Okuma deyince aklıma kralın Arşimet’e tacına altından başka madenin karıştırılıp karıştırılmadığını açığa çıkarmak üzere verdiği problem gelir. Olay biliniyor: zamanın kralı kuyumcuya belli ağırlıkta altın vererek bir taç yapmasını ister. Kuyumcu olağanüstü güzellikte bir taç yapıp krala teslim eder. Kral tacın güzelliğine meftun olur, fakat kuyumcunun altından çaldığı kuşkusundadır. Arşimet’i çağırır ona şu görevi verir. “İncele bakalım, benim verdiğim altından çalınmış mı? Fakat tacın biçimini bozma, onu olduğu gibi bırak!”
Arşimet bu zor işin üstesinden nasıl gelecek? Taca dokunmadan kralın talimatı nasıl yerine getirilebilir?
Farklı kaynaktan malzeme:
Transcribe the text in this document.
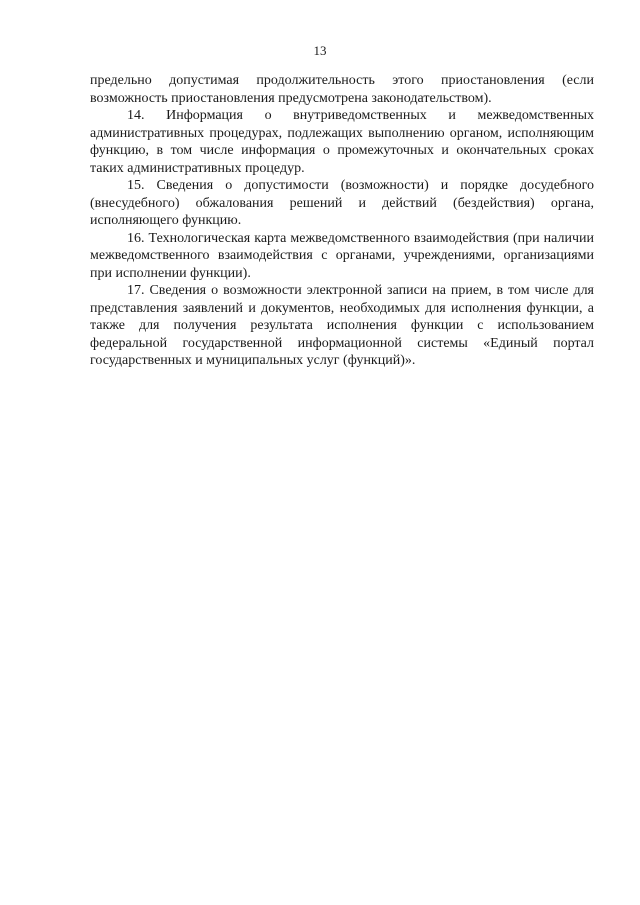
13

предельно допустимая продолжительность этого приостановления (если возможность приостановления предусмотрена законодательством).

14. Информация о внутриведомственных и межведомственных административных процедурах, подлежащих выполнению органом, исполняющим функцию, в том числе информация о промежуточных и окончательных сроках таких административных процедур.

15. Сведения о допустимости (возможности) и порядке досудебного (внесудебного) обжалования решений и действий (бездействия) органа, исполняющего функцию.

16. Технологическая карта межведомственного взаимодействия (при наличии межведомственного взаимодействия с органами, учреждениями, организациями при исполнении функции).

17. Сведения о возможности электронной записи на прием, в том числе для представления заявлений и документов, необходимых для исполнения функции, а также для получения результата исполнения функции с использованием федеральной государственной информационной системы «Единый портал государственных и муниципальных услуг (функций)».
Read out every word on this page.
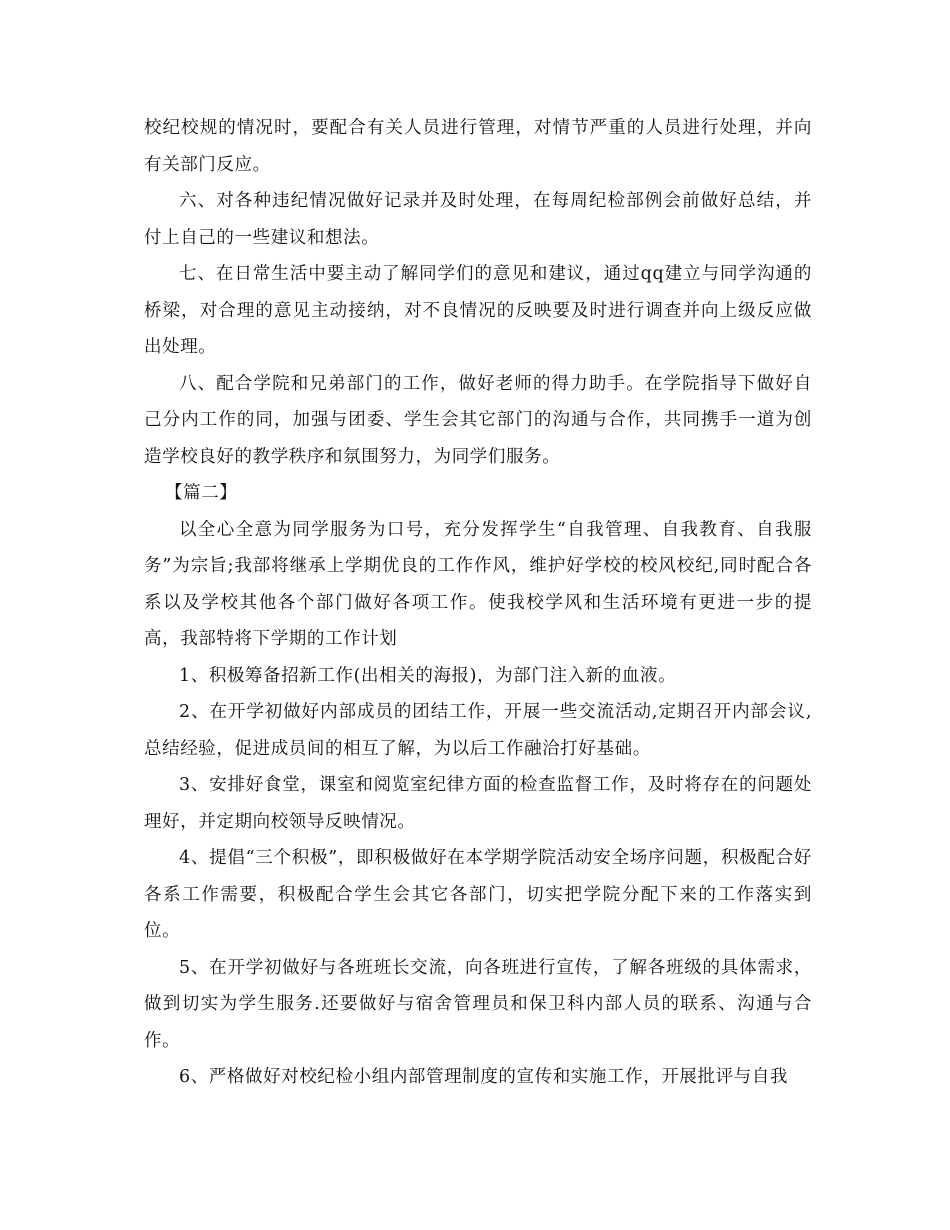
校纪校规的情况时，要配合有关人员进行管理，对情节严重的人员进行处理，并向有关部门反应。

六、对各种违纪情况做好记录并及时处理，在每周纪检部例会前做好总结，并付上自己的一些建议和想法。

七、在日常生活中要主动了解同学们的意见和建议，通过qq建立与同学沟通的桥梁，对合理的意见主动接纳，对不良情况的反映要及时进行调查并向上级反应做出处理。

八、配合学院和兄弟部门的工作，做好老师的得力助手。在学院指导下做好自己分内工作的同，加强与团委、学生会其它部门的沟通与合作，共同携手一道为创造学校良好的教学秩序和氛围努力，为同学们服务。

【篇二】

以全心全意为同学服务为口号，充分发挥学生“自我管理、自我教育、自我服务”为宗旨;我部将继承上学期优良的工作作风，维护好学校的校风校纪,同时配合各系以及学校其他各个部门做好各项工作。使我校学风和生活环境有更进一步的提高，我部特将下学期的工作计划

1、积极筹备招新工作(出相关的海报)，为部门注入新的血液。

2、在开学初做好内部成员的团结工作，开展一些交流活动,定期召开内部会议,总结经验，促进成员间的相互了解，为以后工作融洽打好基础。

3、安排好食堂，课室和阅览室纪律方面的检查监督工作，及时将存在的问题处理好，并定期向校领导反映情况。

4、提倡“三个积极”，即积极做好在本学期学院活动安全场序问题，积极配合好各系工作需要，积极配合学生会其它各部门，切实把学院分配下来的工作落实到位。

5、在开学初做好与各班班长交流，向各班进行宣传，了解各班级的具体需求，做到切实为学生服务.还要做好与宿舍管理员和保卫科内部人员的联系、沟通与合作。

6、严格做好对校纪检小组内部管理制度的宣传和实施工作，开展批评与自我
Okunması istenen gerçeklik (ve tabii ki problem) nesnenin, insan ilişkilerinin, tacın içinde duruyor. Onu okumanın (o problemi çözmenin) envaı çeşit yöntemi vardır belki. Ancak kral her okumaya izin vermiyor. Taca dokunulmamasını istiyor.
Dışımızdaki doğanın okunması da aynen böyledir. Dışımızdaki doğayı Aristo bir çeşit okudu. Kopernik, Kepler bir çeşit okudu. Galileo, Newton başka türlü okudu. Einstein herkesten daha başka türlü okudu. Kim bilir daha hangi okuma yöntemleriyle tanışacak insanoğlu?
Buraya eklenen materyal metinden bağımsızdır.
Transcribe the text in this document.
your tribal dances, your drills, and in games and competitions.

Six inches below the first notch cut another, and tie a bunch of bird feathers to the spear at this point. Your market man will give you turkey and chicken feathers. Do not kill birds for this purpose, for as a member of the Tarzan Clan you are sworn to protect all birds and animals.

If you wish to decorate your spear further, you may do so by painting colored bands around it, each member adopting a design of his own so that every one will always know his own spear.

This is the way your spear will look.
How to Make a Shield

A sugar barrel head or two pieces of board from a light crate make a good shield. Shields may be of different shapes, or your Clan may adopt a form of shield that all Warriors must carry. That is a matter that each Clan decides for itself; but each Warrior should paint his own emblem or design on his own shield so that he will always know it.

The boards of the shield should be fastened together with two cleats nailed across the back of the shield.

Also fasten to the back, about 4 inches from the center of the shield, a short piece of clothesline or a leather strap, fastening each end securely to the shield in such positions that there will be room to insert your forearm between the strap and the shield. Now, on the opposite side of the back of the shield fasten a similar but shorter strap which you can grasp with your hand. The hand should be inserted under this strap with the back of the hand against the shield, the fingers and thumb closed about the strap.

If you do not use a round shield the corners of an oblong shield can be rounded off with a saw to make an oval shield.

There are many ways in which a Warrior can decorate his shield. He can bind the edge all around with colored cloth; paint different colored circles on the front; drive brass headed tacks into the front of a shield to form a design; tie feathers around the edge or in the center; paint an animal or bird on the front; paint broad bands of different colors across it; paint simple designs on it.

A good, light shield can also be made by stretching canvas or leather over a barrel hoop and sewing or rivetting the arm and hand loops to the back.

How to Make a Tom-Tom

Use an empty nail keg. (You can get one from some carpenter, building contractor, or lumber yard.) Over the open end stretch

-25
Toplumsal ve insani ilişkilerin de okuma biçimleri var: tarih, sosyoloji, coğrafya, hukuk, ekonomi vb. farklı okuma yöntemleriyle yaklaşır söz konusu ilişkilere. Felsefenin okuma biçimi daha başkadır. Tarih boyunca filozofların okuma biçiminin ardı arası kesilmez. Marx ne diyordu: “Filozoflar şimdiye kadar dünyayı yorumlamaya çalıştılar. Oysa önemli olan onu değiştirmektir.” Son tahlilde bu da bir okuma biçimi değil miydi?
Tarih okumalarımızdaki ihtilâf tam da bu okuma biçimindeki yöntem farkından doğmuyor mu? Birileri birilerini seviyor ya da ondan nefret ediyor. Sevenlerle nefret edenlerin okuması farklılaşıyor.